A while back Cecily Thew over at Cecily.Mostly talked about laughing at a statement in the book To Sell is Human by Daniel H. Pink. He writes this:
“I often ask people ‘What do you do?’ But I’ve found that a few folks squirm at this because they don’t like their jobs or they believe that others might pass judgement. This question [where are you from] is friendlier and more attuned… it opens things up rather than shuts them down… it always triggers an interesting conversation.”
To which Cecily responded in writing “Hahahahaha.”
As well she should, for if you want a conversation stopper and confuser for third culture kids, just ask them “where are you from?” No matter how sweetly and kindly you ask the question, it throws the TCK or CCK (cross cultural kid) into a confused jumble of words.
Someone astutely commented that it should be “What is your story?” and the more I think about that, the more I like it. The question “What is your story?” is not just for those who are displaced and exiled, but for everybody. It opens up the window to real conversation, to important information, to fostering understanding.
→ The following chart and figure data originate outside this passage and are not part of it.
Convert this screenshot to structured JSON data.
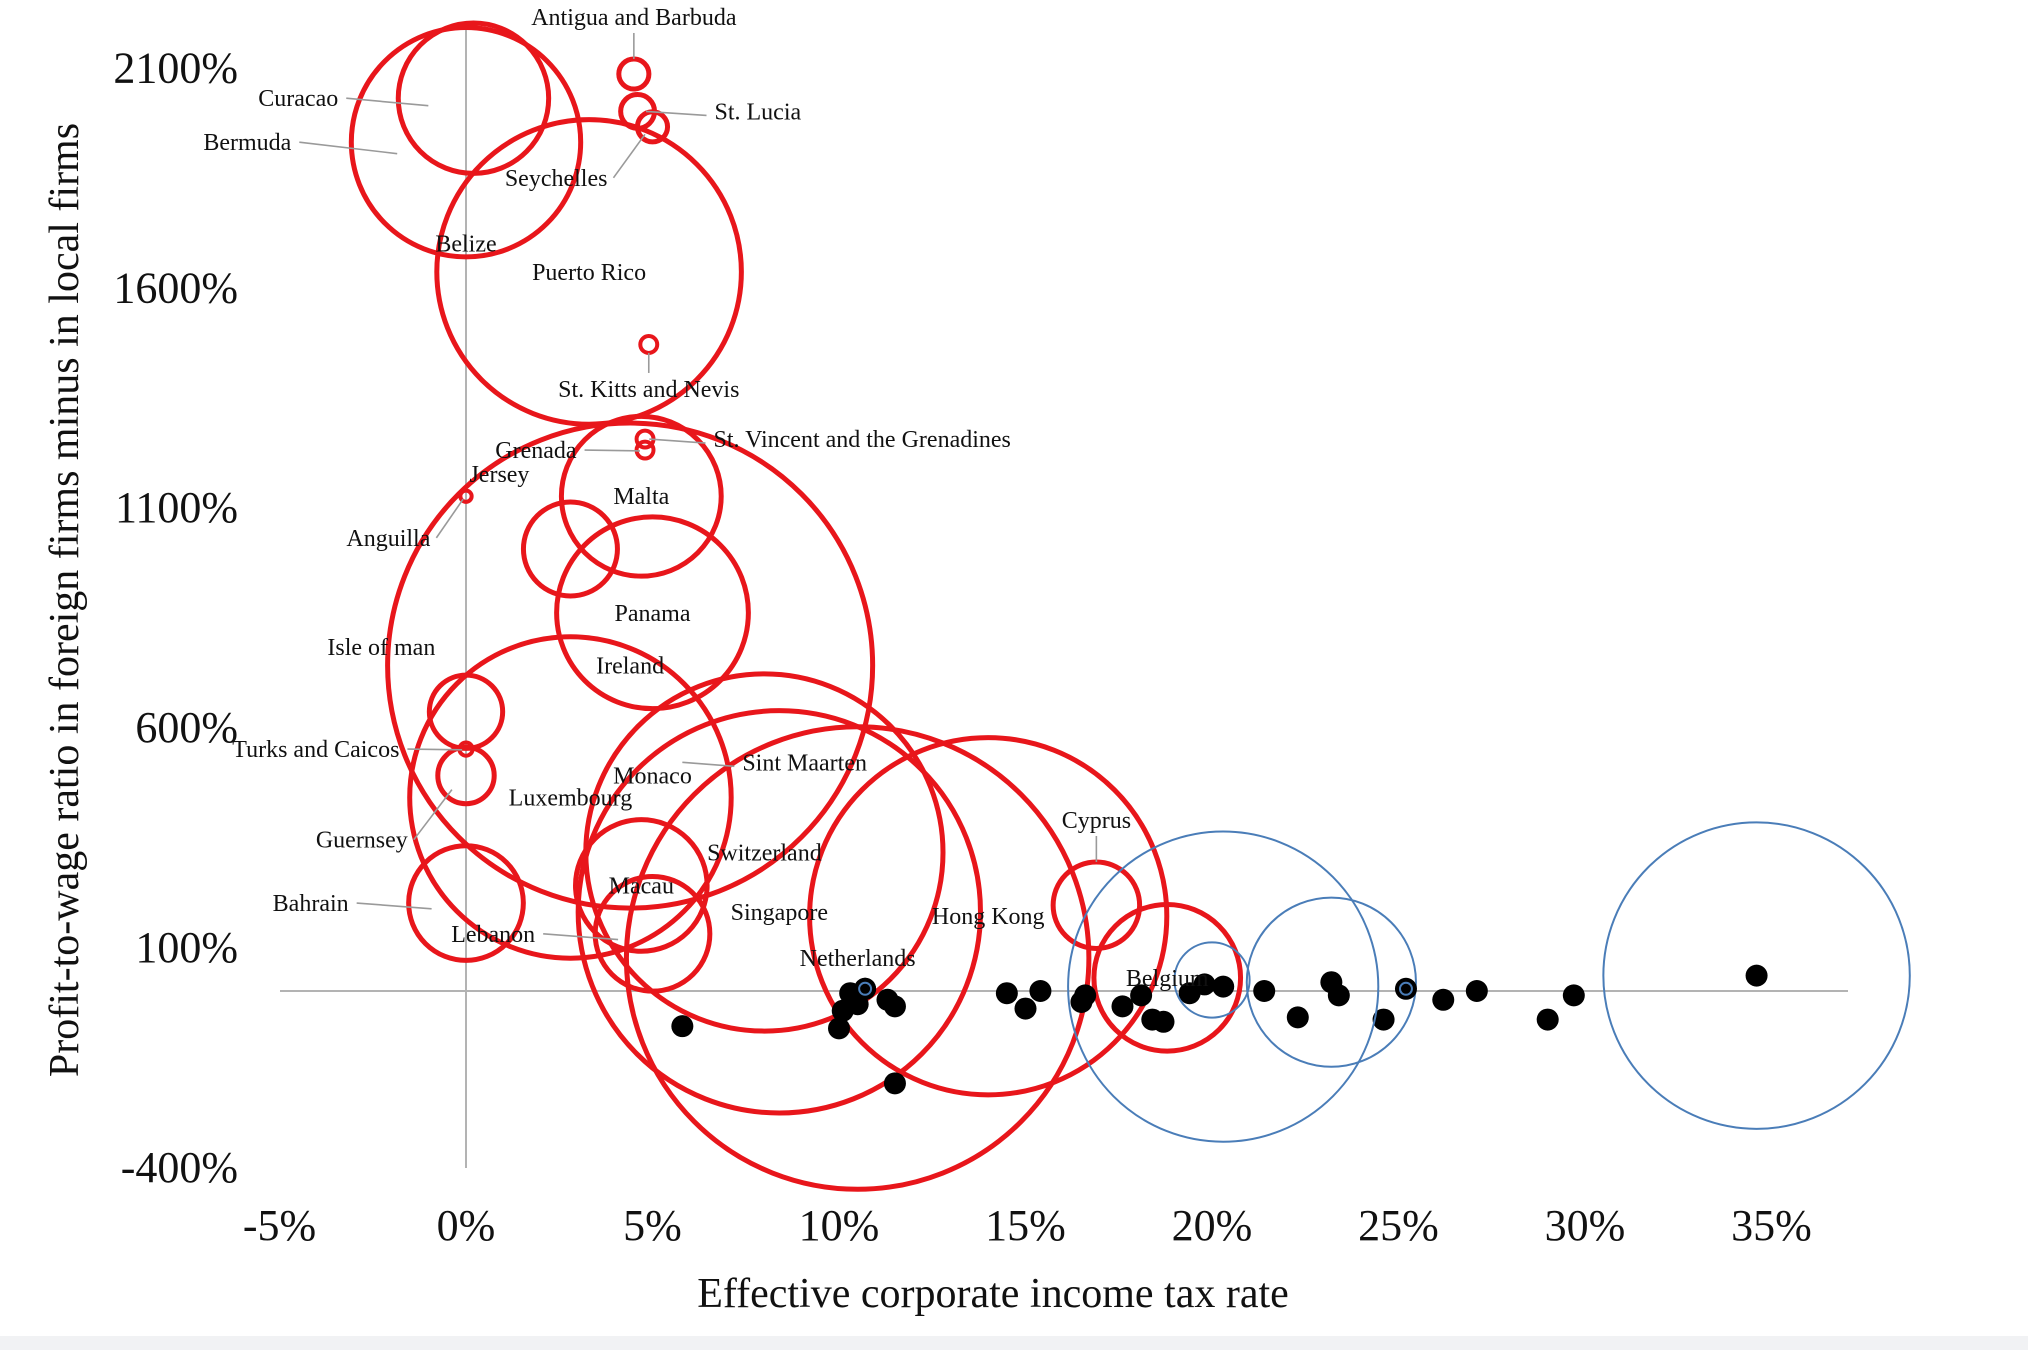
{
  "chart_data": {
    "type": "scatter",
    "xlabel": "Effective corporate income tax rate",
    "ylabel": "Profit-to-wage ratio in foreign firms minus in local firms",
    "xlim": [
      -5,
      37
    ],
    "ylim": [
      -400,
      2230
    ],
    "x_ticks": [
      -5,
      0,
      5,
      10,
      15,
      20,
      25,
      30,
      35
    ],
    "y_ticks": [
      -400,
      100,
      600,
      1100,
      1600,
      2100
    ],
    "grid": false,
    "legend": "none",
    "tick_suffix": "%",
    "colors": {
      "tax_haven": "#e8161b",
      "non_haven": "#000000",
      "highlight": "#4a7db8",
      "zero_line": "#b3b3b3",
      "leader": "#9a9a9a"
    },
    "havens": [
      {
        "name": "Antigua and Barbuda",
        "x": 4.5,
        "y": 2085,
        "size": 1.6,
        "label": "Antigua and Barbuda",
        "label_pos": "above"
      },
      {
        "name": "Curacao",
        "x": 0.2,
        "y": 2030,
        "size": 8,
        "label": "Curacao",
        "label_pos": "left"
      },
      {
        "name": "St. Lucia",
        "x": 4.6,
        "y": 2000,
        "size": 1.8,
        "label": "St. Lucia",
        "label_pos": "right"
      },
      {
        "name": "Seychelles",
        "x": 5.0,
        "y": 1965,
        "size": 1.6,
        "label": "Seychelles",
        "label_pos": "below-left"
      },
      {
        "name": "Bermuda",
        "x": 0.0,
        "y": 1930,
        "size": 12.2,
        "label": "Bermuda",
        "label_pos": "left"
      },
      {
        "name": "Belize",
        "x": 0.0,
        "y": 1700,
        "size": 0,
        "label": "Belize",
        "label_pos": "center"
      },
      {
        "name": "Puerto Rico",
        "x": 3.3,
        "y": 1635,
        "size": 16.2,
        "label": "Puerto Rico",
        "label_pos": "center"
      },
      {
        "name": "St. Kitts and Nevis",
        "x": 4.9,
        "y": 1470,
        "size": 0.9,
        "label": "St. Kitts and Nevis",
        "label_pos": "below"
      },
      {
        "name": "St. Vincent and the Grenadines",
        "x": 4.8,
        "y": 1255,
        "size": 0.9,
        "label": "St. Vincent and the Grenadines",
        "label_pos": "right"
      },
      {
        "name": "Grenada",
        "x": 4.8,
        "y": 1230,
        "size": 0.9,
        "label": "Grenada",
        "label_pos": "left"
      },
      {
        "name": "Malta",
        "x": 4.7,
        "y": 1125,
        "size": 8.5,
        "label": "Malta",
        "label_pos": "center"
      },
      {
        "name": "Anguilla",
        "x": 0.0,
        "y": 1125,
        "size": 0.6,
        "label": "Anguilla",
        "label_pos": "below-left"
      },
      {
        "name": "Jersey",
        "x": 2.8,
        "y": 1005,
        "size": 5.0,
        "label": "Jersey",
        "label_pos": "above-left"
      },
      {
        "name": "Panama",
        "x": 5.0,
        "y": 860,
        "size": 10.2,
        "label": "Panama",
        "label_pos": "center"
      },
      {
        "name": "Ireland",
        "x": 4.4,
        "y": 740,
        "size": 25.8,
        "label": "Ireland",
        "label_pos": "center"
      },
      {
        "name": "Isle of man",
        "x": 0.0,
        "y": 635,
        "size": 3.9,
        "label": "Isle of man",
        "label_pos": "above-left"
      },
      {
        "name": "Turks and Caicos",
        "x": 0.0,
        "y": 550,
        "size": 0.7,
        "label": "Turks and Caicos",
        "label_pos": "left"
      },
      {
        "name": "Guernsey",
        "x": 0.0,
        "y": 490,
        "size": 3.0,
        "label": "Guernsey",
        "label_pos": "below-left"
      },
      {
        "name": "Sint Maarten",
        "x": 5.8,
        "y": 520,
        "size": 0,
        "label": "Sint Maarten",
        "label_pos": "right"
      },
      {
        "name": "Monaco",
        "x": 5.0,
        "y": 490,
        "size": 0,
        "label": "Monaco",
        "label_pos": "center"
      },
      {
        "name": "Luxembourg",
        "x": 2.8,
        "y": 440,
        "size": 17.1,
        "label": "Luxembourg",
        "label_pos": "center"
      },
      {
        "name": "Switzerland",
        "x": 8.0,
        "y": 315,
        "size": 19.0,
        "label": "Switzerland",
        "label_pos": "center"
      },
      {
        "name": "Macau",
        "x": 4.7,
        "y": 240,
        "size": 7.0,
        "label": "Macau",
        "label_pos": "center"
      },
      {
        "name": "Bahrain",
        "x": 0.0,
        "y": 200,
        "size": 6.1,
        "label": "Bahrain",
        "label_pos": "left"
      },
      {
        "name": "Singapore",
        "x": 8.4,
        "y": 180,
        "size": 21.4,
        "label": "Singapore",
        "label_pos": "center"
      },
      {
        "name": "Hong Kong",
        "x": 14.0,
        "y": 170,
        "size": 19.0,
        "label": "Hong Kong",
        "label_pos": "center"
      },
      {
        "name": "Cyprus",
        "x": 16.9,
        "y": 195,
        "size": 4.6,
        "label": "Cyprus",
        "label_pos": "above"
      },
      {
        "name": "Lebanon",
        "x": 5.0,
        "y": 130,
        "size": 6.1,
        "label": "Lebanon",
        "label_pos": "left"
      },
      {
        "name": "Netherlands",
        "x": 10.5,
        "y": 75,
        "size": 24.6,
        "label": "Netherlands",
        "label_pos": "center"
      },
      {
        "name": "Belgium",
        "x": 18.8,
        "y": 30,
        "size": 7.8,
        "label": "Belgium",
        "label_pos": "center"
      }
    ],
    "others": [
      {
        "x": 5.8,
        "y": -80
      },
      {
        "x": 10.0,
        "y": -85
      },
      {
        "x": 10.1,
        "y": -45
      },
      {
        "x": 10.3,
        "y": -5
      },
      {
        "x": 10.5,
        "y": -30
      },
      {
        "x": 10.7,
        "y": 5
      },
      {
        "x": 11.3,
        "y": -20
      },
      {
        "x": 11.5,
        "y": -35
      },
      {
        "x": 11.5,
        "y": -210
      },
      {
        "x": 14.5,
        "y": -5
      },
      {
        "x": 15.0,
        "y": -40
      },
      {
        "x": 15.4,
        "y": 0
      },
      {
        "x": 16.5,
        "y": -25
      },
      {
        "x": 16.6,
        "y": -10
      },
      {
        "x": 17.6,
        "y": -35
      },
      {
        "x": 18.1,
        "y": -10
      },
      {
        "x": 18.4,
        "y": -65
      },
      {
        "x": 18.7,
        "y": -70
      },
      {
        "x": 19.4,
        "y": -5
      },
      {
        "x": 19.8,
        "y": 15
      },
      {
        "x": 20.3,
        "y": 10
      },
      {
        "x": 21.4,
        "y": 0
      },
      {
        "x": 22.3,
        "y": -60
      },
      {
        "x": 23.2,
        "y": 20
      },
      {
        "x": 23.4,
        "y": -10
      },
      {
        "x": 24.6,
        "y": -65
      },
      {
        "x": 26.2,
        "y": -20
      },
      {
        "x": 27.1,
        "y": 0
      },
      {
        "x": 29.0,
        "y": -65
      },
      {
        "x": 29.7,
        "y": -10
      },
      {
        "x": 34.6,
        "y": 35
      }
    ],
    "highlighted": [
      {
        "x": 10.7,
        "y": 5,
        "size": 1.4,
        "dot": true
      },
      {
        "x": 20.3,
        "y": 10,
        "size": 16.5,
        "dot": false
      },
      {
        "x": 20.0,
        "y": 25,
        "size": 4.0,
        "dot": false
      },
      {
        "x": 23.2,
        "y": 20,
        "size": 9.0,
        "dot": false
      },
      {
        "x": 25.2,
        "y": 5,
        "size": 1.6,
        "dot": true
      },
      {
        "x": 34.6,
        "y": 35,
        "size": 16.3,
        "dot": false
      }
    ]
  }
}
When we care enough to ask someone what their story is, we are having an ‘I-Thou” conversation. In his classic book I and Thou, the author Martin Buber speaks of the “I-thou” as a dialogue rather than a monologue; a dialogue of equality and empathy, where there is genuine interest for the other and their story.
While not everyone has a job and not everyone has a home, everyone has a story. Their story is uniquely theirs and cannot be taken from them. Stories define us, they tell the listener how our experiences made us who we are today. Telling a story invites questions, and questions invite more of the story.
So today – take a chance, and voice the question “What is your story?” to someone who you don’t know. Then sit back and watch what happens. You may be astounded by the response.